Despite this concern, I've thought that current levels are good entry points for a number of stocks, for several reasons. Market sentiment has been nearly as depressed as it was at the major market low in March, 2009 (before the market roughly doubled). In addition, the VIX Index of option volatility recently exceeded 45 as well, a high level that has been associated with at least interim market lows. Further evidence of depressed sentiment is the level of short positions on the NYSE, which were recently the highest since March, 2009.
Technically, the market is oversold after its sharp fall. The percent of S & P 500 stocks that are above their 200-day moving average is exceptionally low, almost as low as in March, 2009. Finally, earnings-based valuations are attractive, as the S & P 500 was recently at 10.7 times forward earnings estimates, which was lower than in March, 2009 (though estimates are likely too high).

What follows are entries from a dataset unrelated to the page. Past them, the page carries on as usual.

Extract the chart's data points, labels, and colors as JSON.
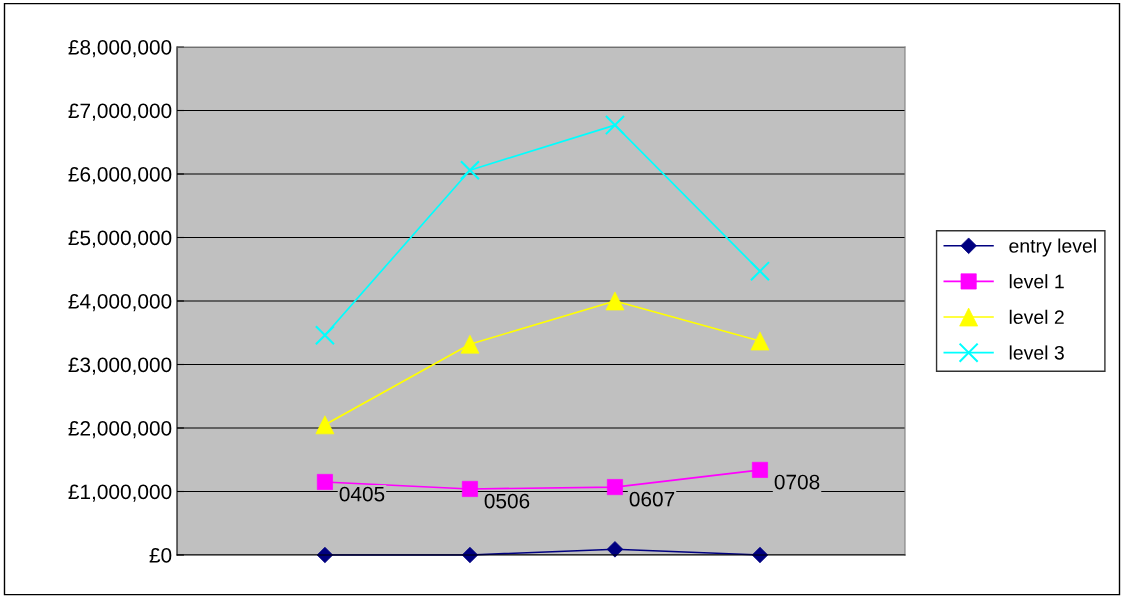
{
  "chart_data": {
    "type": "line",
    "categories": [
      null,
      null,
      null,
      null
    ],
    "annotations": [
      "0405",
      "0506",
      "0607",
      "0708"
    ],
    "series": [
      {
        "name": "entry level",
        "color": "#000080",
        "marker": "diamond",
        "values": [
          0,
          0,
          90000,
          0
        ]
      },
      {
        "name": "level 1",
        "color": "#ff00ff",
        "marker": "square",
        "values": [
          1150000,
          1040000,
          1070000,
          1340000
        ]
      },
      {
        "name": "level 2",
        "color": "#ffff00",
        "marker": "triangle",
        "values": [
          2050000,
          3320000,
          4000000,
          3370000
        ]
      },
      {
        "name": "level 3",
        "color": "#00ffff",
        "marker": "cross",
        "values": [
          3460000,
          6060000,
          6770000,
          4470000
        ]
      }
    ],
    "ylim": [
      0,
      8000000
    ],
    "yticks": [
      {
        "value": 0,
        "label": "£0"
      },
      {
        "value": 1000000,
        "label": "£1,000,000"
      },
      {
        "value": 2000000,
        "label": "£2,000,000"
      },
      {
        "value": 3000000,
        "label": "£3,000,000"
      },
      {
        "value": 4000000,
        "label": "£4,000,000"
      },
      {
        "value": 5000000,
        "label": "£5,000,000"
      },
      {
        "value": 6000000,
        "label": "£6,000,000"
      },
      {
        "value": 7000000,
        "label": "£7,000,000"
      },
      {
        "value": 8000000,
        "label": "£8,000,000"
      }
    ],
    "grid": "y",
    "legend": "right",
    "tick_labels": "y"
  }
}
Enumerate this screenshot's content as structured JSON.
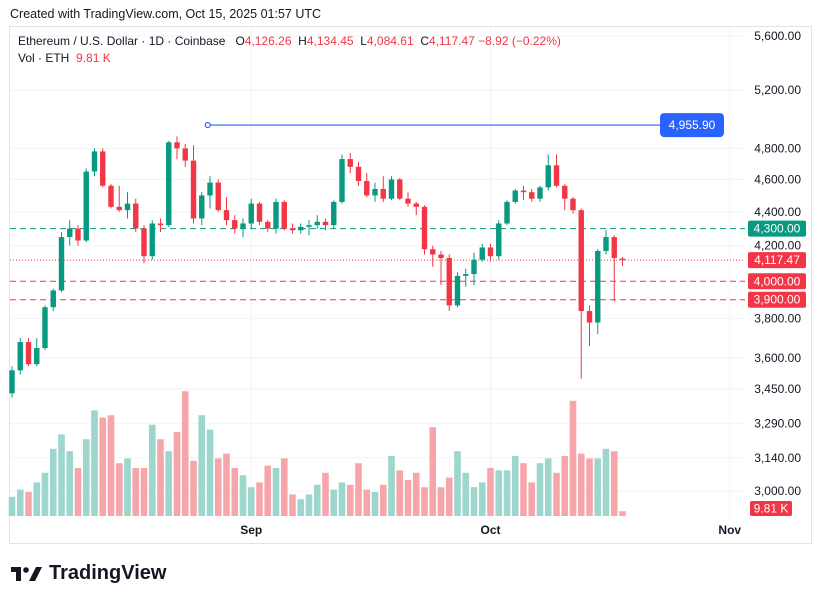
{
  "caption": "Created with TradingView.com, Oct 15, 2025 01:57 UTC",
  "brand": {
    "name": "TradingView"
  },
  "colors": {
    "up": "#089981",
    "down": "#f23645",
    "up_volume": "#9dd6cd",
    "down_volume": "#f6a6ab",
    "line_tool": "#2962ff",
    "grid": "#f0f3fa"
  },
  "legend": {
    "symbol": "Ethereum / U.S. Dollar · 1D · Coinbase",
    "o_label": "O",
    "o_value": "4,126.26",
    "h_label": "H",
    "h_value": "4,134.45",
    "l_label": "L",
    "l_value": "4,084.61",
    "c_label": "C",
    "c_value": "4,117.47",
    "change": "−8.92 (−0.22%)",
    "vol_label": "Vol · ETH",
    "vol_value": "9.81 K"
  },
  "chart_data": {
    "type": "candlestick",
    "x_tick_labels": [
      "Sep",
      "Oct",
      "Nov"
    ],
    "y_tick_labels": [
      "5,600.00",
      "5,200.00",
      "4,800.00",
      "4,600.00",
      "4,400.00",
      "4,200.00",
      "3,800.00",
      "3,600.00",
      "3,450.00",
      "3,290.00",
      "3,140.00",
      "3,000.00"
    ],
    "y_scale": "log",
    "ylim": [
      2960,
      5660
    ],
    "grid": true,
    "ohlc": [
      [
        3430,
        3560,
        3410,
        3540
      ],
      [
        3540,
        3700,
        3520,
        3680
      ],
      [
        3680,
        3700,
        3560,
        3570
      ],
      [
        3570,
        3700,
        3560,
        3650
      ],
      [
        3650,
        3870,
        3640,
        3860
      ],
      [
        3860,
        3960,
        3840,
        3950
      ],
      [
        3950,
        4280,
        3940,
        4250
      ],
      [
        4250,
        4350,
        4200,
        4300
      ],
      [
        4300,
        4320,
        4200,
        4230
      ],
      [
        4230,
        4670,
        4220,
        4650
      ],
      [
        4650,
        4800,
        4620,
        4780
      ],
      [
        4780,
        4800,
        4550,
        4560
      ],
      [
        4560,
        4570,
        4420,
        4430
      ],
      [
        4430,
        4560,
        4400,
        4410
      ],
      [
        4410,
        4520,
        4360,
        4450
      ],
      [
        4450,
        4480,
        4280,
        4300
      ],
      [
        4300,
        4320,
        4100,
        4140
      ],
      [
        4140,
        4350,
        4120,
        4330
      ],
      [
        4330,
        4360,
        4280,
        4320
      ],
      [
        4320,
        4850,
        4310,
        4840
      ],
      [
        4840,
        4880,
        4730,
        4800
      ],
      [
        4800,
        4830,
        4680,
        4720
      ],
      [
        4720,
        4820,
        4330,
        4360
      ],
      [
        4360,
        4520,
        4320,
        4500
      ],
      [
        4500,
        4620,
        4420,
        4580
      ],
      [
        4580,
        4600,
        4400,
        4410
      ],
      [
        4410,
        4490,
        4320,
        4350
      ],
      [
        4350,
        4380,
        4270,
        4300
      ],
      [
        4300,
        4360,
        4250,
        4330
      ],
      [
        4330,
        4480,
        4300,
        4450
      ],
      [
        4450,
        4460,
        4320,
        4340
      ],
      [
        4340,
        4350,
        4280,
        4300
      ],
      [
        4300,
        4480,
        4270,
        4460
      ],
      [
        4460,
        4470,
        4290,
        4300
      ],
      [
        4300,
        4330,
        4270,
        4290
      ],
      [
        4290,
        4330,
        4270,
        4310
      ],
      [
        4310,
        4350,
        4260,
        4320
      ],
      [
        4320,
        4380,
        4300,
        4340
      ],
      [
        4340,
        4360,
        4290,
        4320
      ],
      [
        4320,
        4470,
        4300,
        4460
      ],
      [
        4460,
        4760,
        4450,
        4730
      ],
      [
        4730,
        4770,
        4640,
        4680
      ],
      [
        4680,
        4710,
        4560,
        4590
      ],
      [
        4590,
        4640,
        4490,
        4500
      ],
      [
        4500,
        4580,
        4460,
        4540
      ],
      [
        4540,
        4620,
        4460,
        4480
      ],
      [
        4480,
        4620,
        4470,
        4600
      ],
      [
        4600,
        4610,
        4470,
        4480
      ],
      [
        4480,
        4520,
        4430,
        4450
      ],
      [
        4450,
        4460,
        4380,
        4430
      ],
      [
        4430,
        4440,
        4150,
        4180
      ],
      [
        4180,
        4200,
        4080,
        4150
      ],
      [
        4150,
        4170,
        3980,
        4130
      ],
      [
        4130,
        4150,
        3840,
        3870
      ],
      [
        3870,
        4050,
        3860,
        4030
      ],
      [
        4030,
        4070,
        3970,
        4040
      ],
      [
        4040,
        4160,
        3980,
        4120
      ],
      [
        4120,
        4210,
        4110,
        4190
      ],
      [
        4190,
        4210,
        4110,
        4140
      ],
      [
        4140,
        4350,
        4120,
        4330
      ],
      [
        4330,
        4470,
        4320,
        4460
      ],
      [
        4460,
        4540,
        4450,
        4530
      ],
      [
        4530,
        4560,
        4470,
        4520
      ],
      [
        4520,
        4540,
        4460,
        4480
      ],
      [
        4480,
        4560,
        4460,
        4550
      ],
      [
        4550,
        4760,
        4530,
        4690
      ],
      [
        4690,
        4760,
        4550,
        4560
      ],
      [
        4560,
        4570,
        4410,
        4480
      ],
      [
        4480,
        4490,
        4390,
        4410
      ],
      [
        4410,
        4420,
        3500,
        3840
      ],
      [
        3840,
        3870,
        3660,
        3780
      ],
      [
        3780,
        4180,
        3720,
        4170
      ],
      [
        4170,
        4290,
        4150,
        4250
      ],
      [
        4250,
        4260,
        3890,
        4130
      ],
      [
        4126.26,
        4134.45,
        4084.61,
        4117.47
      ]
    ],
    "volume": [
      8,
      11,
      10,
      14,
      18,
      28,
      34,
      27,
      20,
      32,
      44,
      41,
      42,
      22,
      24,
      20,
      20,
      38,
      32,
      27,
      35,
      52,
      23,
      42,
      36,
      24,
      26,
      20,
      17,
      12,
      14,
      21,
      20,
      24,
      9,
      7,
      9,
      13,
      18,
      11,
      14,
      13,
      22,
      11,
      10,
      13,
      25,
      19,
      15,
      18,
      12,
      37,
      12,
      16,
      27,
      18,
      12,
      14,
      20,
      19,
      19,
      25,
      22,
      14,
      22,
      24,
      18,
      25,
      48,
      26,
      24,
      24,
      28,
      27,
      2
    ],
    "volume_max_label": "9.81 K",
    "horizontal_levels": [
      {
        "price": 4300,
        "label": "4,300.00",
        "color": "#089981"
      },
      {
        "price": 4117.47,
        "label": "4,117.47",
        "color": "#f23645"
      },
      {
        "price": 4000,
        "label": "4,000.00",
        "color": "#f23645"
      },
      {
        "price": 3900,
        "label": "3,900.00",
        "color": "#f23645"
      }
    ],
    "trend_line": {
      "price": 4955.9,
      "label": "4,955.90",
      "start_index": 23
    }
  }
}
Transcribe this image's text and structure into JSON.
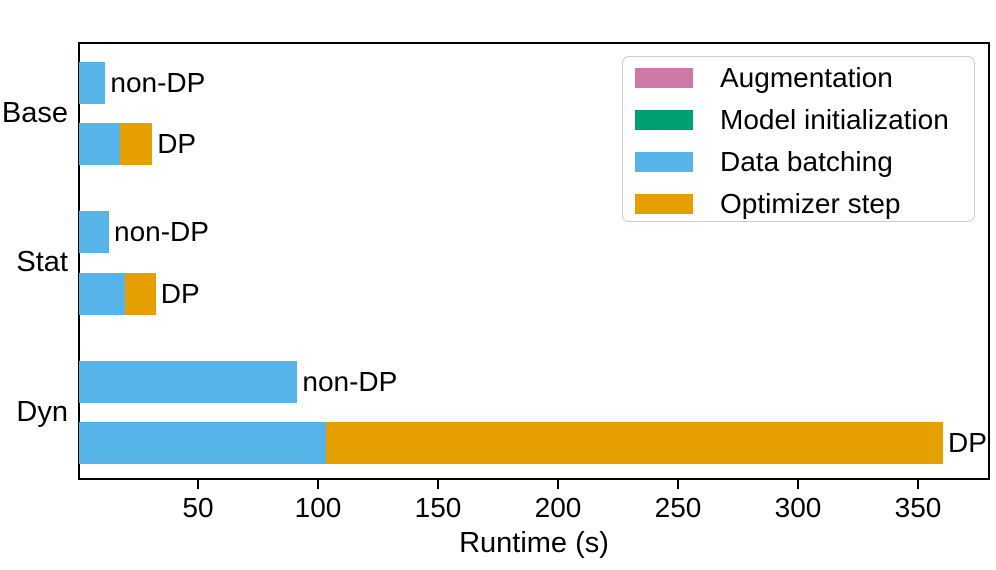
{
  "chart_data": {
    "type": "bar",
    "orientation": "horizontal-stacked",
    "title": "",
    "xlabel": "Runtime (s)",
    "ylabel": "",
    "xlim": [
      0,
      380
    ],
    "xticks": [
      50,
      100,
      150,
      200,
      250,
      300,
      350
    ],
    "grid": false,
    "groups": [
      "Base",
      "Stat",
      "Dyn"
    ],
    "rows": [
      {
        "group": "Base",
        "label": "non-DP"
      },
      {
        "group": "Base",
        "label": "DP"
      },
      {
        "group": "Stat",
        "label": "non-DP"
      },
      {
        "group": "Stat",
        "label": "DP"
      },
      {
        "group": "Dyn",
        "label": "non-DP"
      },
      {
        "group": "Dyn",
        "label": "DP"
      }
    ],
    "series": [
      {
        "name": "Augmentation",
        "color": "#CC79A7",
        "values": [
          0,
          0,
          0,
          0,
          0,
          0
        ]
      },
      {
        "name": "Model initialization",
        "color": "#009E73",
        "values": [
          0,
          0,
          0,
          0,
          0,
          0
        ]
      },
      {
        "name": "Data batching",
        "color": "#56B4E9",
        "values": [
          11,
          17,
          12.5,
          19,
          91,
          103
        ]
      },
      {
        "name": "Optimizer step",
        "color": "#E69F00",
        "values": [
          0,
          13.5,
          0,
          13,
          0,
          257
        ]
      }
    ],
    "row_totals": [
      11,
      30.5,
      12.5,
      32,
      91,
      360
    ],
    "legend": {
      "position": "upper-right",
      "entries": [
        "Augmentation",
        "Model initialization",
        "Data batching",
        "Optimizer step"
      ]
    }
  }
}
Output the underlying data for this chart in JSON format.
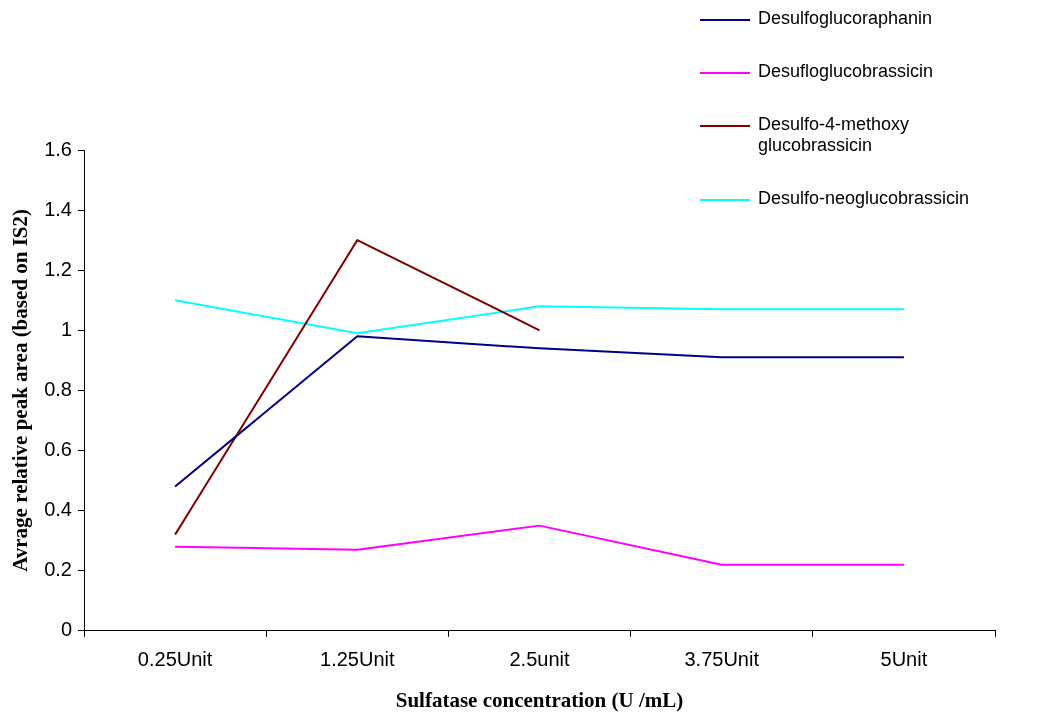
{
  "chart_data": {
    "type": "line",
    "xlabel": "Sulfatase concentration (U /mL)",
    "ylabel": "Avrage relative peak area (based on IS2)",
    "categories": [
      "0.25Unit",
      "1.25Unit",
      "2.5unit",
      "3.75Unit",
      "5Unit"
    ],
    "series": [
      {
        "name": "Desulfoglucoraphanin",
        "color": "#000080",
        "values": [
          0.48,
          0.98,
          0.94,
          0.91,
          0.91
        ]
      },
      {
        "name": "Desufloglucobrassicin",
        "color": "#ff00ff",
        "values": [
          0.28,
          0.27,
          0.35,
          0.22,
          0.22
        ]
      },
      {
        "name": "Desulfo-4-methoxy glucobrassicin",
        "color": "#800000",
        "values": [
          0.32,
          1.3,
          1.0,
          null,
          null
        ]
      },
      {
        "name": "Desulfo-neoglucobrassicin",
        "color": "#00ffff",
        "values": [
          1.1,
          0.99,
          1.08,
          1.07,
          1.07
        ]
      }
    ],
    "ylim": [
      0,
      1.6
    ],
    "yticks": [
      0,
      0.2,
      0.4,
      0.6,
      0.8,
      1,
      1.2,
      1.4,
      1.6
    ],
    "grid": false,
    "legend": "top right",
    "marker": "none",
    "line_style": "solid"
  }
}
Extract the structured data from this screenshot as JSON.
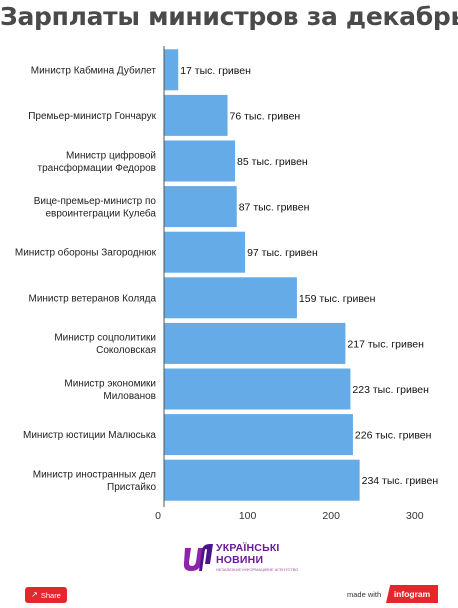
{
  "chart_data": {
    "type": "bar",
    "orientation": "horizontal",
    "title": "Зарплаты министров за декабрь",
    "categories": [
      "Министр Кабмина Дубилет",
      "Премьер-министр Гончарук",
      "Министр цифровой трансформации Федоров",
      "Вице-премьер-министр по евроинтеграции Кулеба",
      "Министр обороны Загороднюк",
      "Министр ветеранов Коляда",
      "Министр соцполитики Соколовская",
      "Министр экономики Милованов",
      "Министр юстиции Малюська",
      "Министр иностранных дел Пристайко"
    ],
    "category_lines": [
      [
        "Министр Кабмина Дубилет"
      ],
      [
        "Премьер-министр Гончарук"
      ],
      [
        "Министр цифровой",
        "трансформации Федоров"
      ],
      [
        "Вице-премьер-министр по",
        "евроинтеграции Кулеба"
      ],
      [
        "Министр обороны Загороднюк"
      ],
      [
        "Министр ветеранов Коляда"
      ],
      [
        "Министр соцполитики",
        "Соколовская"
      ],
      [
        "Министр экономики",
        "Милованов"
      ],
      [
        "Министр юстиции Малюська"
      ],
      [
        "Министр иностранных дел",
        "Пристайко"
      ]
    ],
    "values": [
      17,
      76,
      85,
      87,
      97,
      159,
      217,
      223,
      226,
      234
    ],
    "data_labels": [
      "17 тыс. гривен",
      "76 тыс. гривен",
      "85 тыс. гривен",
      "87 тыс. гривен",
      "97 тыс. гривен",
      "159 тыс. гривен",
      "217 тыс. гривен",
      "223 тыс. гривен",
      "226 тыс. гривен",
      "234 тыс. гривен"
    ],
    "x_ticks": [
      0,
      100,
      200,
      300
    ],
    "xlim": [
      0,
      300
    ],
    "xlabel": "",
    "ylabel": "",
    "grid": false,
    "bar_color": "#64abe8"
  },
  "logo": {
    "line1": "УКРАЇНСЬКІ",
    "line2": "НОВИНИ",
    "line3": "НЕЗАЛЕЖНЕ ІНФОРМАЦІЙНЕ АГЕНТСТВО"
  },
  "footer": {
    "share_label": "Share",
    "made_with": "made with",
    "brand": "infogram"
  }
}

Earnings-based estimates are problematic in my view, at least when using single-year earnings. When profit margins are near all-time highs, earnings are likely near peak levels. In addition, analyst estimates tend to be too optimistic, and even with recent reductions, are likely still too optimistic for 2012. A cautionary point is that at the market low in March 2009, the estimated change in S & P 500 earnings for the coming year was a 20% decline; now it is a 15% gain.
In addition to my concerns about excessive earnings estimates, there has been technical deterioration in the market's condition. The rising trend going back to March, 2009 has been broken.
After weighing these pros and cons for the market, I still favor drawing down cash reserves for purchases at current levels. Again, this presumes that one has significant cash reserves and that stocks are below one's long-term, strategic target portfolio allocation. If one waits until the news is good, stock prices will likely already have moved significantly higher by then.